Demóstenes Torres – Olha, se isso acontecer, seria bom, mas eu acho que os criminosos mais pobres, também se pegar os mais pobres, vai se chegar aos mais ricos. Alguém que esteja numa organização desse nível, sim, é claro que tem uma sofisticação em cima disso. O objetivo grande de asfixiar financeiramente essas organizações é muito bom.
Se não tem dinheiro circulando, naturalmente isso vai minguar. Vamos lembrar o seguinte: quando eu era secretário de Segurança Pública, o grande problema era o tráfico de drogas. Hoje, o tráfico de drogas para as organizações criminosas significa 15% de tudo que elas faturam, segundo avaliações. Porque elas lidam com combustíveis, elas lidam com incrementos agrícolas, lidam com tudo. Então, é importante que tenha essa integração de inteligência entre as polícias.

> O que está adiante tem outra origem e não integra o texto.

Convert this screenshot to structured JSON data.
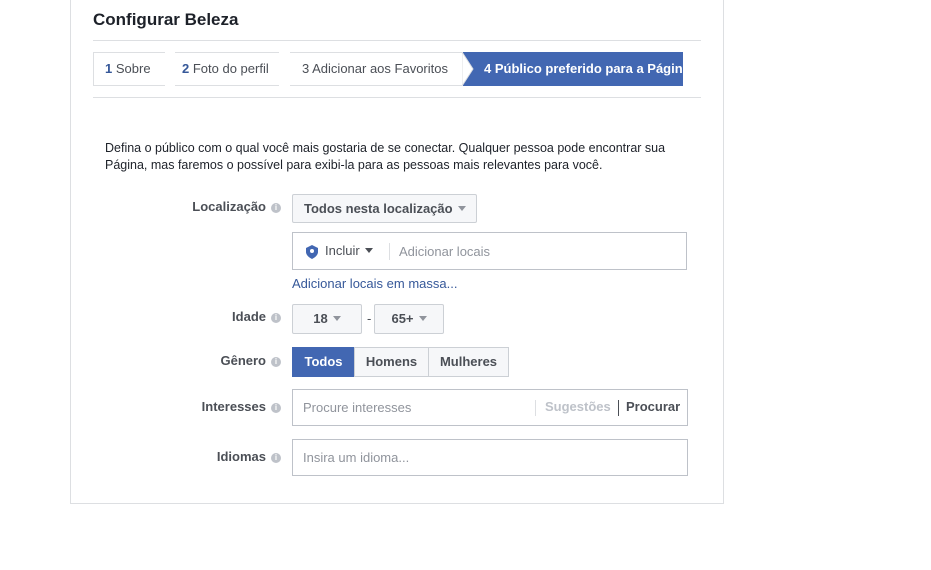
{
  "page": {
    "title": "Configurar Beleza"
  },
  "steps": [
    {
      "num": "1",
      "label": "Sobre"
    },
    {
      "num": "2",
      "label": "Foto do perfil"
    },
    {
      "num": "3",
      "label": "Adicionar aos Favoritos"
    },
    {
      "num": "4",
      "label": "Público preferido para a Página"
    }
  ],
  "description": "Defina o público com o qual você mais gostaria de se conectar. Qualquer pessoa pode encontrar sua Página, mas faremos o possível para exibi-la para as pessoas mais relevantes para você.",
  "location": {
    "label": "Localização",
    "dropdown": "Todos nesta localização",
    "include": "Incluir",
    "placeholder": "Adicionar locais",
    "bulk_link": "Adicionar locais em massa..."
  },
  "age": {
    "label": "Idade",
    "min": "18",
    "separator": "-",
    "max": "65+"
  },
  "gender": {
    "label": "Gênero",
    "options": [
      "Todos",
      "Homens",
      "Mulheres"
    ],
    "selected": "Todos"
  },
  "interests": {
    "label": "Interesses",
    "placeholder": "Procure interesses",
    "suggestions": "Sugestões",
    "browse": "Procurar"
  },
  "languages": {
    "label": "Idiomas",
    "placeholder": "Insira um idioma..."
  },
  "colors": {
    "accent": "#4267b2",
    "link": "#365899",
    "border": "#dddfe2"
  }
}
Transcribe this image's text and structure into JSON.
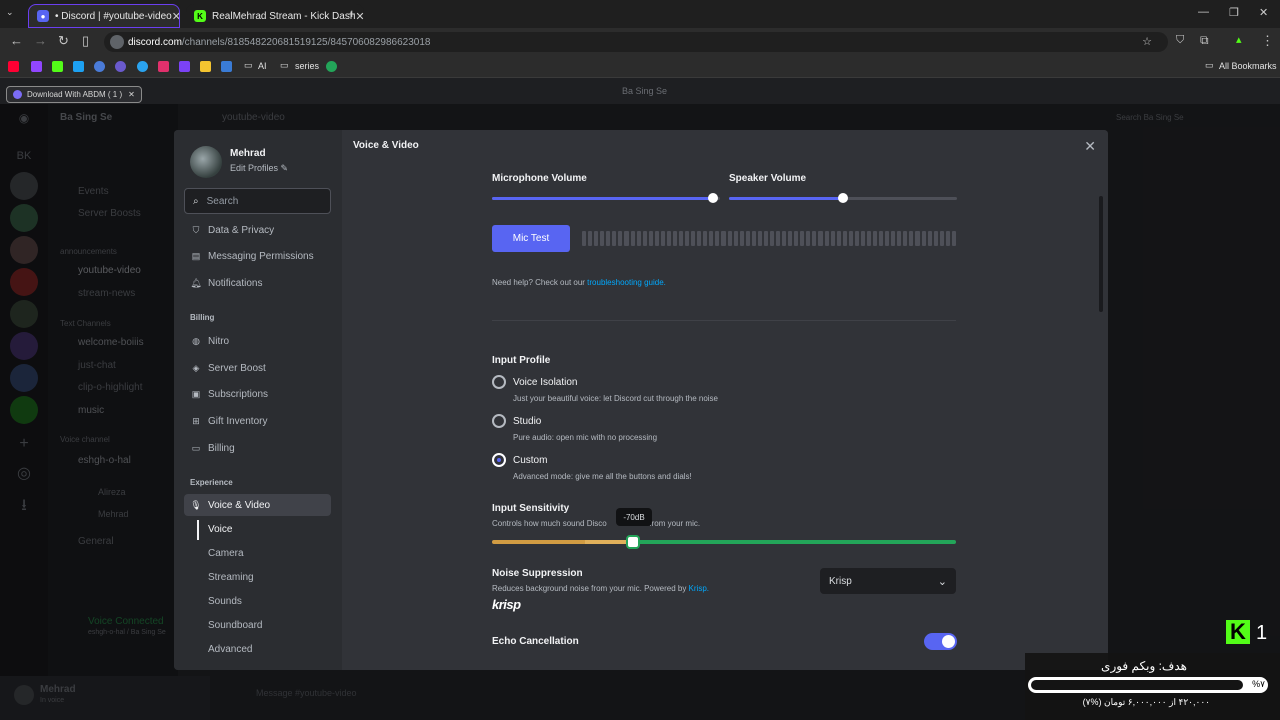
{
  "browser": {
    "tabs": [
      {
        "label": "• Discord | #youtube-video"
      },
      {
        "label": "RealMehrad Stream - Kick Dash"
      }
    ],
    "url_host": "discord.com",
    "url_path": "/channels/818548220681519125/845706082986623018",
    "bookmarks": {
      "folder1": "AI",
      "folder2": "series",
      "all": "All Bookmarks"
    },
    "download_pill": "Download With ABDM ( 1 )"
  },
  "discord": {
    "server_name": "Ba Sing Se",
    "channel_name": "youtube-video",
    "channels": [
      "Events",
      "Server Boosts",
      "announcements",
      "youtube-video",
      "stream-news",
      "Text Channels",
      "welcome-boiiis",
      "just-chat",
      "clip-o-highlight",
      "music",
      "Voice channel",
      "eshgh-o-hal",
      "Alireza",
      "Mehrad",
      "General"
    ],
    "voice_connected": "Voice Connected",
    "voice_sub": "eshgh-o-hal / Ba Sing Se",
    "user": {
      "name": "Mehrad",
      "status": "In voice"
    },
    "message_placeholder": "Message #youtube-video",
    "search_server": "Search Ba Sing Se"
  },
  "settings": {
    "profile_name": "Mehrad",
    "edit_profiles": "Edit Profiles",
    "search_placeholder": "Search",
    "items_top": [
      "Data & Privacy",
      "Messaging Permissions",
      "Notifications"
    ],
    "billing_header": "Billing",
    "billing_items": [
      "Nitro",
      "Server Boost",
      "Subscriptions",
      "Gift Inventory",
      "Billing"
    ],
    "experience_header": "Experience",
    "active_item": "Voice & Video",
    "sub_items": [
      "Voice",
      "Camera",
      "Streaming",
      "Sounds",
      "Soundboard",
      "Advanced"
    ]
  },
  "voice": {
    "header": "Voice & Video",
    "mic_volume_label": "Microphone Volume",
    "speaker_volume_label": "Speaker Volume",
    "mic_volume": 0.97,
    "speaker_volume": 0.5,
    "mic_test": "Mic Test",
    "help_text": "Need help? Check out our ",
    "help_link": "troubleshooting guide.",
    "input_profile_label": "Input Profile",
    "profiles": [
      {
        "name": "Voice Isolation",
        "desc": "Just your beautiful voice: let Discord cut through the noise",
        "selected": false
      },
      {
        "name": "Studio",
        "desc": "Pure audio: open mic with no processing",
        "selected": false
      },
      {
        "name": "Custom",
        "desc": "Advanced mode: give me all the buttons and dials!",
        "selected": true
      }
    ],
    "sensitivity_label": "Input Sensitivity",
    "sensitivity_desc_a": "Controls how much sound Disco",
    "sensitivity_desc_b": "nits from your mic.",
    "sensitivity_tooltip": "-70dB",
    "noise_label": "Noise Suppression",
    "noise_desc": "Reduces background noise from your mic. Powered by ",
    "noise_link": "Krisp.",
    "noise_value": "Krisp",
    "krisp_logo": "krisp",
    "echo_label": "Echo Cancellation",
    "echo_on": true
  },
  "overlay": {
    "goal_title": "هدف: وبکم فوری",
    "percent": "%۷",
    "amount": "۴۲۰,۰۰۰ از ۶,۰۰۰,۰۰۰ تومان (%۷)",
    "progress": 0.07,
    "kick_count": "1"
  },
  "colors": {
    "accent": "#5865f2",
    "green": "#23a559",
    "kick": "#53fc18"
  }
}
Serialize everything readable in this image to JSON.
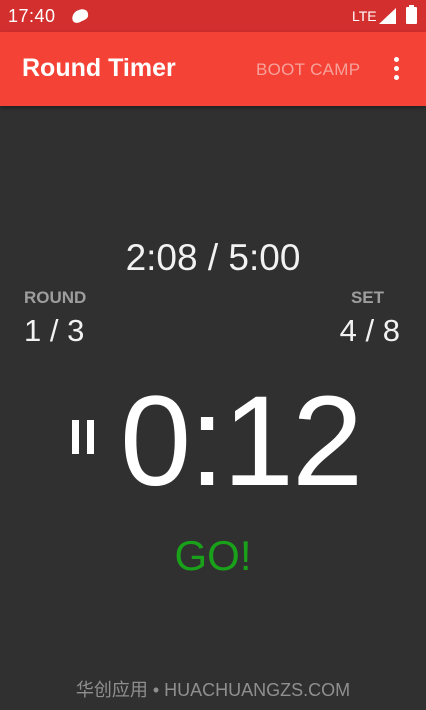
{
  "status_bar": {
    "time": "17:40",
    "network": "LTE",
    "icons": [
      "blob-icon",
      "signal-icon",
      "battery-icon"
    ],
    "background_color": "#d32f2f"
  },
  "app_bar": {
    "title": "Round Timer",
    "preset": "BOOT CAMP",
    "menu_icon": "overflow-menu-icon",
    "background_color": "#f44336"
  },
  "timer": {
    "elapsed": "2:08 / 5:00",
    "round_label": "ROUND",
    "round_value": "1 / 3",
    "set_label": "SET",
    "set_value": "4 / 8",
    "countdown": "0:12",
    "state_text": "GO!",
    "state_color": "#1aa11a",
    "pause_icon": "pause-icon"
  },
  "watermark": {
    "text": "华创应用 • HUACHUANGZS.COM"
  }
}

Isso eu não vi satisfatoriamente desenvolvido nesse projeto. Eu acho que o Senado poderia aprofundar nisso, porque essa contribuição é extraordinária. Bandido passa de um lado para o outro [do país] e a polícia não.
Então, essa flexibilização em termos de cooperação eu acho absolutamente necessária. Mas eu reputo, de qualquer forma, que é um avanço, que está se procurando o caminho e foi um avanço importante nesse primeiro momento. Você vê que prevê lá já o aumento de pena para quem usa drone [para fins criminosos].
Então, estudo é modernidade, não é? E, claro, daqui a pouco vai precisar de outra coisa para atualizar.